Tribunal Administratif de Toulouse — Décision N° TA31-2304265

jeudi 26 février 2026

JuridictionTribunal Administratif de Toulouse
SectionTribunal Administratif de Toulouse
N° DossierTA31-2304265
TypeDécision
RecoursExcès de pouvoir
PublicationC
Formation4ème Chambre
Avocat requérantSARL ALTEIA

Résumé IA

Le Tribunal Administratif de Toulouse a rejeté la requête de Mme B... qui demandait l'annulation de la décision de l'université Toulouse I Capitole refusant de lui rembourser 5 000 euros de frais de scolarité pour un double diplôme avec l'université de Tongji (Chine), perturbé par la pandémie de Covid-19. La requérante invoquait la responsabilité contractuelle, l'enrichissement sans cause et la rupture d'égalité devant le service public. Le tribunal a jugé que l'université n'avait commis aucune faute contractuelle, l'empêchement de se rendre en Chine résultant d'un cas de force majeure (la crise sanitaire), et que les frais perçus correspondaient à des prestations effectivement fournies (coordination, harmonisation pédagogique).
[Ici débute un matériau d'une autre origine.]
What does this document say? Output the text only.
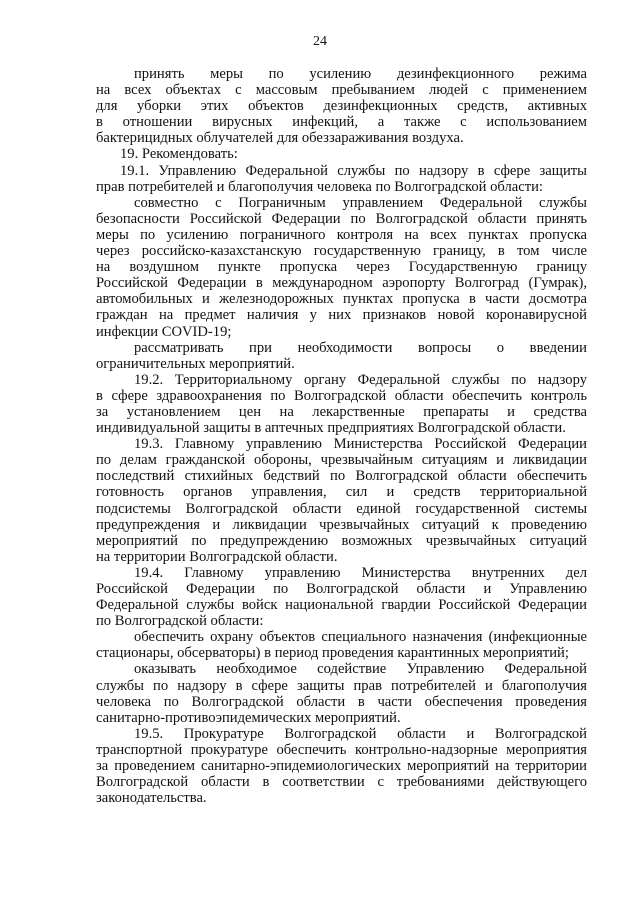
24
принять меры по усилению дезинфекционного режима
на всех объектах с массовым пребыванием людей с применением
для уборки этих объектов дезинфекционных средств, активных
в отношении вирусных инфекций, а также с использованием
бактерицидных облучателей для обеззараживания воздуха.
19. Рекомендовать:
19.1. Управлению Федеральной службы по надзору в сфере защиты
прав потребителей и благополучия человека по Волгоградской области:
совместно с Пограничным управлением Федеральной службы
безопасности Российской Федерации по Волгоградской области принять
меры по усилению пограничного контроля на всех пунктах пропуска
через российско-казахстанскую государственную границу, в том числе
на воздушном пункте пропуска через Государственную границу
Российской Федерации в международном аэропорту Волгоград (Гумрак),
автомобильных и железнодорожных пунктах пропуска в части досмотра
граждан на предмет наличия у них признаков новой коронавирусной
инфекции COVID-19;
рассматривать при необходимости вопросы о введении
ограничительных мероприятий.
19.2. Территориальному органу Федеральной службы по надзору
в сфере здравоохранения по Волгоградской области обеспечить контроль
за установлением цен на лекарственные препараты и средства
индивидуальной защиты в аптечных предприятиях Волгоградской области.
19.3. Главному управлению Министерства Российской Федерации
по делам гражданской обороны, чрезвычайным ситуациям и ликвидации
последствий стихийных бедствий по Волгоградской области обеспечить
готовность органов управления, сил и средств территориальной
подсистемы Волгоградской области единой государственной системы
предупреждения и ликвидации чрезвычайных ситуаций к проведению
мероприятий по предупреждению возможных чрезвычайных ситуаций
на территории Волгоградской области.
19.4. Главному управлению Министерства внутренних дел
Российской Федерации по Волгоградской области и Управлению
Федеральной службы войск национальной гвардии Российской Федерации
по Волгоградской области:
обеспечить охрану объектов специального назначения (инфекционные
стационары, обсерваторы) в период проведения карантинных мероприятий;
оказывать необходимое содействие Управлению Федеральной
службы по надзору в сфере защиты прав потребителей и благополучия
человека по Волгоградской области в части обеспечения проведения
санитарно-противоэпидемических мероприятий.
19.5. Прокуратуре Волгоградской области и Волгоградской
транспортной прокуратуре обеспечить контрольно-надзорные мероприятия
за проведением санитарно-эпидемиологических мероприятий на территории
Волгоградской области в соответствии с требованиями действующего
законодательства.
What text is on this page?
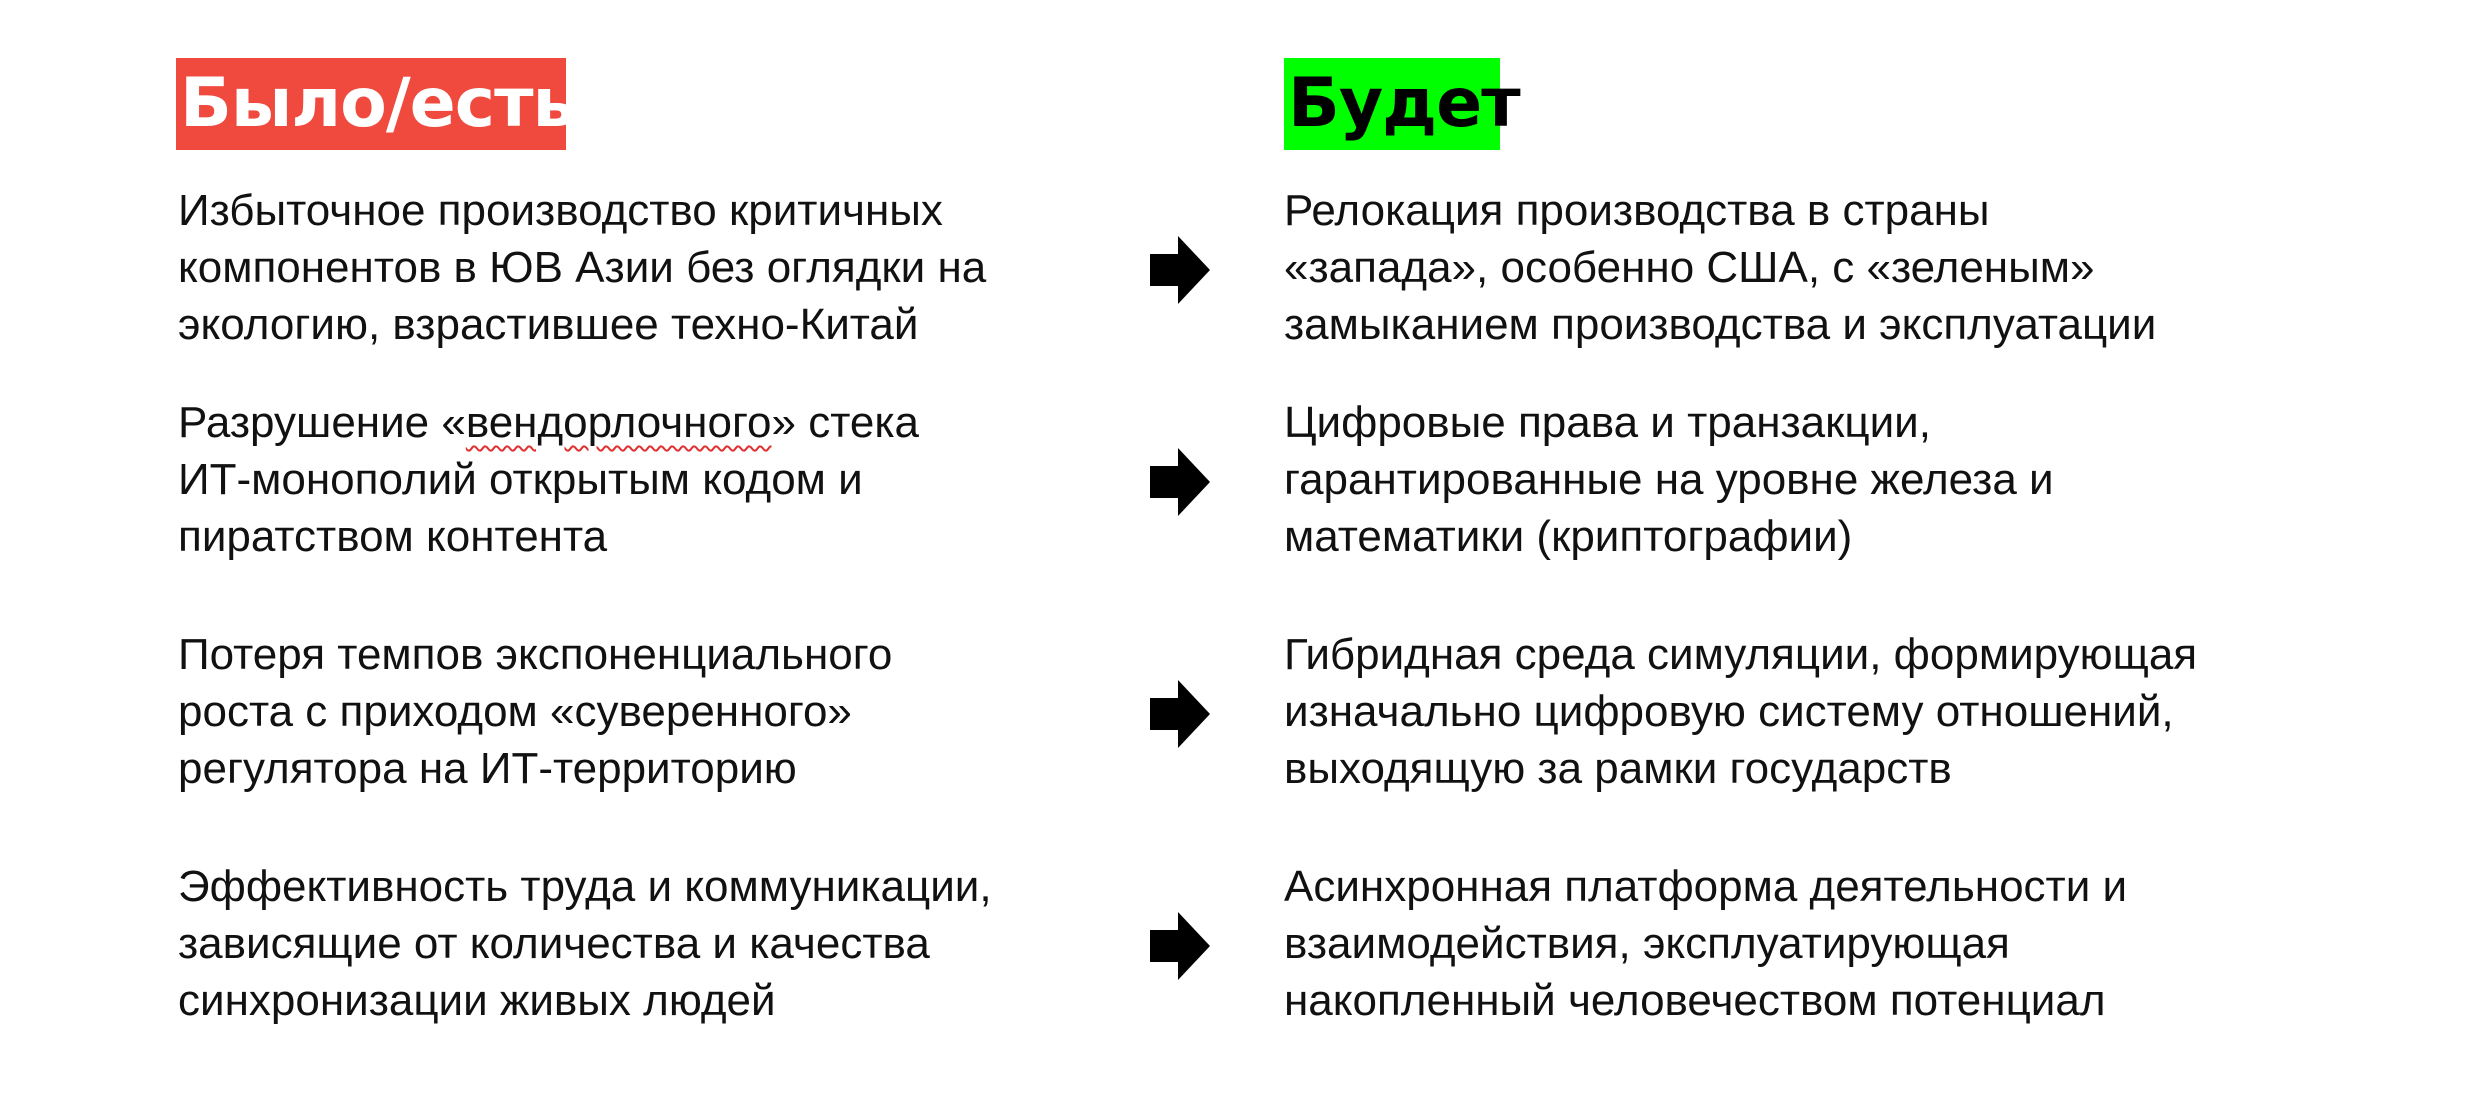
Было/есть	Будет
Избыточное производство критичных
компонентов в ЮВ Азии без оглядки на
экологию, взрастившее техно-Китай
Релокация производства в страны
«запада», особенно США, с «зеленым»
замыканием производства и эксплуатации
Разрушение «вендорлочного» стека
ИТ-монополий открытым кодом и
пиратством контента
Цифровые права и транзакции,
гарантированные на уровне железа и
математики (криптографии)
Потеря темпов экспоненциального
роста с приходом «суверенного»
регулятора на ИТ-территорию
Гибридная среда симуляции, формирующая
изначально цифровую систему отношений,
выходящую за рамки государств
Эффективность труда и коммуникации,
зависящие от количества и качества
синхронизации живых людей
Асинхронная платформа деятельности и
взаимодействия, эксплуатирующая
накопленный человечеством потенциал
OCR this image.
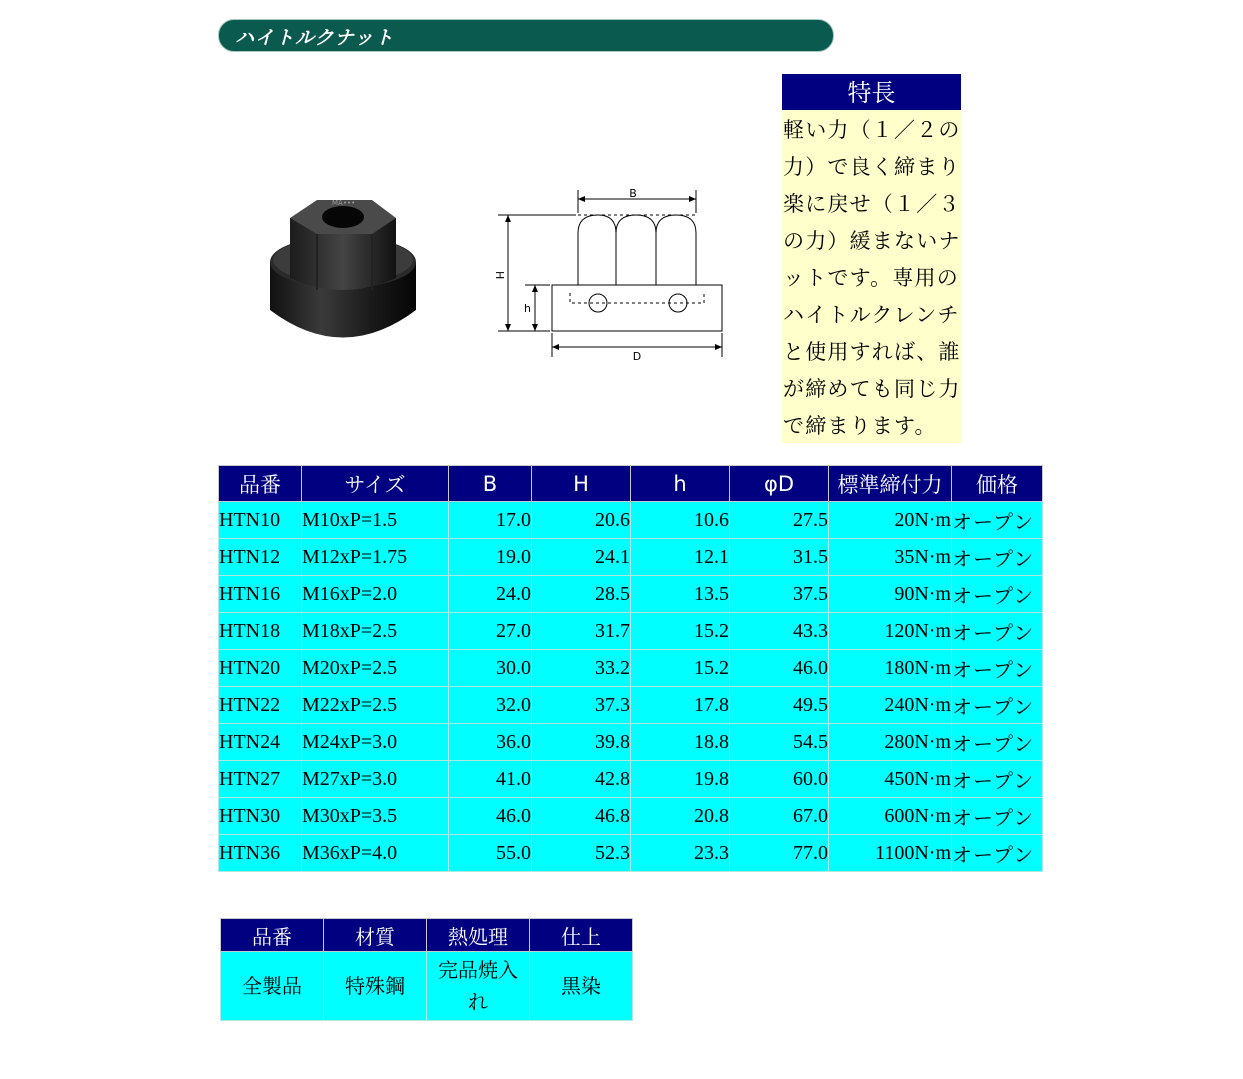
ハイトルクナット
MA•••
B
H
h
D
特長
軽い力（１／２の力）で良く締まり楽に戻せ（１／３の力）緩まないナットです。専用のハイトルクレンチと使用すれば、誰が締めても同じ力で締まります。
品番	サイズ	B	H	h	φD	標準締付力	価格
HTN10	M10xP=1.5	17.0	20.6	10.6	27.5	20N·m	オープン
HTN12	M12xP=1.75	19.0	24.1	12.1	31.5	35N·m	オープン
HTN16	M16xP=2.0	24.0	28.5	13.5	37.5	90N·m	オープン
HTN18	M18xP=2.5	27.0	31.7	15.2	43.3	120N·m	オープン
HTN20	M20xP=2.5	30.0	33.2	15.2	46.0	180N·m	オープン
HTN22	M22xP=2.5	32.0	37.3	17.8	49.5	240N·m	オープン
HTN24	M24xP=3.0	36.0	39.8	18.8	54.5	280N·m	オープン
HTN27	M27xP=3.0	41.0	42.8	19.8	60.0	450N·m	オープン
HTN30	M30xP=3.5	46.0	46.8	20.8	67.0	600N·m	オープン
HTN36	M36xP=4.0	55.0	52.3	23.3	77.0	1100N·m	オープン
品番	材質	熱処理	仕上
全製品	特殊鋼	完品焼入れ	黒染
Il a également écarté la rupture d'égalité, la situation de Mme B... étant différente de celle d'autres étudiants ayant accepté des solutions alternatives.

Texte intégral

Vu la procédure suivante :

Par une requête, enregistrée le 20 juillet 2023, Mme A... B..., représentée par Me Vimini, demande au tribunal :

1°) d’annuler la décision du 30 mai 2023 par laquelle l’université Toulouse I Capitole a rejeté sa demande indemnitaire préalable, ainsi que la décision implicite du 21 mai 2023 rejetant sa demande préalable du 16 mars 2023 ayant le même objet ;

2°) de condamner l’université Toulouse I Capitole à lui verser une somme de 5 000 euros au titre des frais de scolarité qu’elle a indûment perçus, sur le fondement de sa responsabilité contractuelle ou, à défaut, de l’enrichissement sans cause et de la rupture d’égalité devant le service public, ainsi qu’une somme de 960 euros au titre des frais d’avocat engagé durant la phase amiable du présent litige ;

3°) de mettre à la charge de l’université Toulouse I Capitole les entiers dépens ainsi qu’une somme de 2 500 euros en application de l’article L. 761-1 du code de justice administrative.

Elle soutient que :

-
l’université a commis une faute de nature à engager sa responsabilité contractuelle ; le master International Marketing of Innovative Technologies organisé en partenariat avec l’université de Tongji à Shangaï en Chine prévoyait la réalisation de deux semestres de cours à Songji, entre mai 2021 et janvier 2022 lesquels n’ont pas été réalisés ; si cette circonstance est due à l’épidémie de Covid-19, l’université Toulouse I Capitole en lui proposant seulement de suivre les cours de l’université de Tongji en distanciel ne lui a pas proposé une solution alternative satisfaisante ; certains cours, avec le décalage horaire, commençaient à trois heures du matin ; son refus de poursuivre son master dans ces conditions était légitime et implique le remboursement des frais de scolarité de 5 000 euros relatifs au déplacement en Chine ;
-
à titre subsidiaire, la responsabilité de l’université Toulouse I Capitole est engagée au titre de l’enrichissement sans cause ; l’université a perçu la somme de 5 000 euros au titre des frais d’inscription au double diplôme master International Marketing Innovatives sans qu’elle n’ait bénéficié de la formation correspondante à ce double diplôme ; elle n’a pas pu se rendre en Chine et obtenir le diplôme de l’université partenaire ; les frais de scolarité ont été versés aux seuls fins de suivre deux semestres de cours à l’université de Tongji à Shangaï en Chine ;
-
la responsabilité de l’université Toulouse I Capitole peut être également engagée pour rupture d’égalité de traitement entre les usagers du service public ; des étudiants de sa promotion de l’année 2020/2021, qui ne sont pas partis en Chine et n’ont pas suivi les cours en distanciel, se sont vu rembourser leurs frais de scolarité.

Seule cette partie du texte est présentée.